The date of the Sheriff's Sale will be set out in the notice served on the occupant of the property and was published in a legal newspaper.
If the borrower wishes to cure the default and stop the foreclosure, the borrower should contact the law firm conducting the foreclosure who will be able to tell the borrower the amount necessary to cure the default.
THIS MUST BE COMPLETED BEFORE THE SHERIFF'S SALE.
Once the Sheriff's Sale has been completed, the mortgage is gone and replaced with a Sheriff's Certificate.
The Period of Redemption
During the period of redemption, the borrower continues to have the right to reside on the property or can sell the property.*
To sell the property, the borrower must pay to the holder of the Sheriff's Certificate the amount paid at the Sheriff's Sale, plus interest and reasonable costs.
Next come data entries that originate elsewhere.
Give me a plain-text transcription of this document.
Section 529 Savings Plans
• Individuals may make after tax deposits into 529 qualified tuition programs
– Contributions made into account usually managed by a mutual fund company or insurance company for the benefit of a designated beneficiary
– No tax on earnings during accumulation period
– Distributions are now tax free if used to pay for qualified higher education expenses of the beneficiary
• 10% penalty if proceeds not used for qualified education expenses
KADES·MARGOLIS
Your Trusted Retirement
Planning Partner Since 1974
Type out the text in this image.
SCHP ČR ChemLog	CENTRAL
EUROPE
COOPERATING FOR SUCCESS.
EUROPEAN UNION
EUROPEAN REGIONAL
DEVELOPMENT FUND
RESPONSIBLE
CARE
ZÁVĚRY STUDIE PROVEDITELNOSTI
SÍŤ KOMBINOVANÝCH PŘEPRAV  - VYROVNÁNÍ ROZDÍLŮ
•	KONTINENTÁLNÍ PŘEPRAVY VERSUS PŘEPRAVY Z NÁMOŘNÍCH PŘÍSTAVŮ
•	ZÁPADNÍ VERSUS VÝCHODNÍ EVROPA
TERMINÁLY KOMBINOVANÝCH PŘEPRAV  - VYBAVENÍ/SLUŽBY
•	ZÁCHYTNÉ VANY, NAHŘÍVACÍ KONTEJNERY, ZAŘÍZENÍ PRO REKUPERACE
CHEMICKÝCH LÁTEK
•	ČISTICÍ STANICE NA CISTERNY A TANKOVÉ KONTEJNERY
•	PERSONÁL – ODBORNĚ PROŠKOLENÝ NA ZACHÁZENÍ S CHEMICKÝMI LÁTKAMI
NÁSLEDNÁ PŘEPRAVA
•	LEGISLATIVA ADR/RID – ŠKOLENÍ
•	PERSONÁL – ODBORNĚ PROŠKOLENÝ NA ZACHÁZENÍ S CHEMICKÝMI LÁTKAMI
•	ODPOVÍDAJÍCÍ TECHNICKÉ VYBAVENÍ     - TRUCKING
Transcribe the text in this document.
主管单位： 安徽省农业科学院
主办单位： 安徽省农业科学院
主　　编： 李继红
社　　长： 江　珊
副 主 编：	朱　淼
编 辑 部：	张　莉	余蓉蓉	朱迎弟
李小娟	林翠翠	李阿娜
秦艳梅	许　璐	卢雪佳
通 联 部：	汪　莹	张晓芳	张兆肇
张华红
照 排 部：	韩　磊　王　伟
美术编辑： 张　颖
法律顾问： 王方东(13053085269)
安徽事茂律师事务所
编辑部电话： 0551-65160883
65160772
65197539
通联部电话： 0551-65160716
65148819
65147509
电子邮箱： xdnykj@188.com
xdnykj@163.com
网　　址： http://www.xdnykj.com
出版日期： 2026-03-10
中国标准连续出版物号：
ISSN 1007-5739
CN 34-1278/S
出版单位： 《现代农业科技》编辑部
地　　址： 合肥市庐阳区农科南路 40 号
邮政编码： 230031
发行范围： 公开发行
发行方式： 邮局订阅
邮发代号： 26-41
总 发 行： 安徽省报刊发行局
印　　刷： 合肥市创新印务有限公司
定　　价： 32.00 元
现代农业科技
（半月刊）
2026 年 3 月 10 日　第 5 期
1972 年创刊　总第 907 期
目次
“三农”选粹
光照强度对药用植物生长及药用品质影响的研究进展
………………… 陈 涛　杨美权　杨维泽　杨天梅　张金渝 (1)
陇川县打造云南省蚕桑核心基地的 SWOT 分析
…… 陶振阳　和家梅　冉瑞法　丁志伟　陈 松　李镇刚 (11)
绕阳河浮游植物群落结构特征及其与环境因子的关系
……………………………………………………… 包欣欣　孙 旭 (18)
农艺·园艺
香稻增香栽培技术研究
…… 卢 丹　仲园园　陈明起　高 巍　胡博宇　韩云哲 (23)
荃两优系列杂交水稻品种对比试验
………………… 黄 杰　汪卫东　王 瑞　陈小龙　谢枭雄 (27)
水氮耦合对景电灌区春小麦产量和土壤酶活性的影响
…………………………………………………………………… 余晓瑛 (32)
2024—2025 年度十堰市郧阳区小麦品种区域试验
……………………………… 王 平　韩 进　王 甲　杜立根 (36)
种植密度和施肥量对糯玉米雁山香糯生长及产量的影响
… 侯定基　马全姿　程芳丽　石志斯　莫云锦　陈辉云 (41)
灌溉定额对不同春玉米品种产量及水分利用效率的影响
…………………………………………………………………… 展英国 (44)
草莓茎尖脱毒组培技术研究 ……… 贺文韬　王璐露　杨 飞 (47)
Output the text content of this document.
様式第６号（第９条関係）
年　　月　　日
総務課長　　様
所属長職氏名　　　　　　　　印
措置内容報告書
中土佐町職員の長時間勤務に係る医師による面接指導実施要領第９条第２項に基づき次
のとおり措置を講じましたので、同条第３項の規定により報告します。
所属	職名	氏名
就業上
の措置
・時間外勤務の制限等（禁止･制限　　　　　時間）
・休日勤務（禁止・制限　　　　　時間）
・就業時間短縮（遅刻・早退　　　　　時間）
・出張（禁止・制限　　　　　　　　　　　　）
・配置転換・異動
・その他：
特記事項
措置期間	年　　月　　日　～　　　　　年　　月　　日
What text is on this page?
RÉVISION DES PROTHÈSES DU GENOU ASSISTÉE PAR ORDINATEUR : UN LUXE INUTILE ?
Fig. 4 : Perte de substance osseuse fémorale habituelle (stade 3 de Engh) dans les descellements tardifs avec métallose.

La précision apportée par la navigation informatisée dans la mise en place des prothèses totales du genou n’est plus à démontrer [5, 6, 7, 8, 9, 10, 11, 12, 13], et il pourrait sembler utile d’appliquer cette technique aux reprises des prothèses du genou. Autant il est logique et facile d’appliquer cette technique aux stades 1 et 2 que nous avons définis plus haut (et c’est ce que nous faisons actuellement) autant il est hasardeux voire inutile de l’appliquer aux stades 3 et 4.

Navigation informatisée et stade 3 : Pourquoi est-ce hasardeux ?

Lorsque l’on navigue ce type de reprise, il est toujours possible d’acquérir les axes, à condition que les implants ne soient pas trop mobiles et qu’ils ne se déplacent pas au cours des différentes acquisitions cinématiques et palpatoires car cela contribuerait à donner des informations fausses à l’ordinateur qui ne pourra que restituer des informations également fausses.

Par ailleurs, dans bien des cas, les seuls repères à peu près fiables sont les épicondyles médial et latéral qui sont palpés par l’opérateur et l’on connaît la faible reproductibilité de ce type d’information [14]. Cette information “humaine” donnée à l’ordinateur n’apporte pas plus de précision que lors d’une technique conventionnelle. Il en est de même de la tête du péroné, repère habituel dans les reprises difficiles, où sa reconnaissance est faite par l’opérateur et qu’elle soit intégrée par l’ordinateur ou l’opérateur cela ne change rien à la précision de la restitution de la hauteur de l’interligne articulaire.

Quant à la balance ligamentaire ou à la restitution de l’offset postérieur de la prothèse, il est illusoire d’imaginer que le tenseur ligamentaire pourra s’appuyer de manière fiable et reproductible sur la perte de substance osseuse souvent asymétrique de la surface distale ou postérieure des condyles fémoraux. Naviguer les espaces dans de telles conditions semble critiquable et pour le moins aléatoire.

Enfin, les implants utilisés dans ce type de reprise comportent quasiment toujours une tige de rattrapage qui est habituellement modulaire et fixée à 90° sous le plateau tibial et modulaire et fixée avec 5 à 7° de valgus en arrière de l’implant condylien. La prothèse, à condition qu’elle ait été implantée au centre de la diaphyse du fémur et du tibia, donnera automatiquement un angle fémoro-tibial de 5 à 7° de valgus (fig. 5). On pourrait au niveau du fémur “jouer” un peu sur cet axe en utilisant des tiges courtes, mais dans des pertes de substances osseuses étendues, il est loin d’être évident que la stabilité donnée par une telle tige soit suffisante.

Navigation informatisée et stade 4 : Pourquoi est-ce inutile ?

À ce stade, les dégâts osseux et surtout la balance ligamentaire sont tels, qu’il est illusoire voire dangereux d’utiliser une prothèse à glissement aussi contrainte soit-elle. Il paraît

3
*The borrower can take advantage of their rights to save money that they will need to recover.
The Period of Redemption is normally 6 months but it can be reduced if they property has been abandoned.
Period of Creditor Redemption
Junior lienholders can redeem in the order of their priority after the borrowers' Period of Redemption expires. Junior lienholders will not redeem if the property is not worth more than the amount necessary for them to redeem.
The Expiration of the Period of Redemption
Once the Period of Redemption expires, the borrowers rights in the property have been extinquished.
If the junior lienholders do not redeem, their rights in the property are extinquised.
If the borrower refuses to leave the property, an unlawful eviction action (eviction) must be brought to have them removed.
If the foreclosed property is registered title (Torrens Property), a Subsequent Proceeding action must be undertaken to transfer the title to the holder of the Sheriff's Certificate.